L’armée florentine est confrontée à plusieurs défaites jusqu’au jour où Laurent change de stratégie et décide d’user dorénavant de ses talents diplomatiques. Le chef Médicis se rend alors à Naples afin de traiter avec le roi, Ferdinand Ier d’Aragon. La dangerosité de cette entreprise, puisque ce dernier pourrait l’emprisonner et le remettre au pape, ne fait qu’accentuer encore davantage l’incontestable bravoure du Magnifique. Celui-ci tente de convaincre le roi que la croisade lancée par Rome contre Florence desservirait ses intérêts dans la mesure où un état pontifical grand et puissant mettrait à mal l’équilibre, déjà bancal, entre les différents états italiens. Trois mois plus tard, le Médicis parvient à récolter les fruits de son travail, au plus grand bonheur de Florence : la paix est déclarée, bien qu’accompagnée de certaines conditions. En mars 1480, le Magnifique rentre alors à Florence, plus victorieux que jamais.

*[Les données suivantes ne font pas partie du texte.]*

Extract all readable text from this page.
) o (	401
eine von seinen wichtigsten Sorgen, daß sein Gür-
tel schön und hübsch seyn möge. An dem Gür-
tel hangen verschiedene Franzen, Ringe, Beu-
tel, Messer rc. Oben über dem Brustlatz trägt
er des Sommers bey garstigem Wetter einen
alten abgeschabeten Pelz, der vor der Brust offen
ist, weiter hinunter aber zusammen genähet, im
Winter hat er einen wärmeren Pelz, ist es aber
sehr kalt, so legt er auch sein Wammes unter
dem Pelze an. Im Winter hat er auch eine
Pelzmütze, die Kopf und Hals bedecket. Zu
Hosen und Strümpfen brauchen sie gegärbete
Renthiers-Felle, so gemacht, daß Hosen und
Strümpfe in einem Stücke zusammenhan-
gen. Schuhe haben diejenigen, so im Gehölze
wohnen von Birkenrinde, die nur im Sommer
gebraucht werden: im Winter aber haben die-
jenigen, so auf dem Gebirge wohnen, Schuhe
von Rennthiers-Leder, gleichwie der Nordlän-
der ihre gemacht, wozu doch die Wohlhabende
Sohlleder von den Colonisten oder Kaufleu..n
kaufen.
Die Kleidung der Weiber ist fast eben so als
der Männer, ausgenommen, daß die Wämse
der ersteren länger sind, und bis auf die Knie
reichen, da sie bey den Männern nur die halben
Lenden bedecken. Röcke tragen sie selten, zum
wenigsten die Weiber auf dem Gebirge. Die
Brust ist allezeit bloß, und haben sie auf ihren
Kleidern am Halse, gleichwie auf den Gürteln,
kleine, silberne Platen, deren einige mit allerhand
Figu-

Comme le soulignera très justement Machiavel :

« S’il était parti grand, il revint grandissime, et fut reçu par la ville avec la joie dont ses grandes qualités et ses mérites tout frais étaient dignes, car il avait exposé sa vie pour rendre la paix à sa patrie ».

C’est ainsi que la conjuration des Pazzi contribua au prestige et à la gloire de la maison Médicis et à l’anéantissement de celle de leur famille. Cruelle ironie du sort…


Sources

Franco Cesati, Les Médicis; Histoire d’une dynastie européenne, Mandragora, Florence, 1999.

J.H Plumb, The Penguin Book of the Renaissance, 2001 ; chapitre de Ralph Roeder, Lorenzo de’ Medici.

Will Durant, Histoire de la civilisation : La Renaissance, Editions Rencontre, 1963.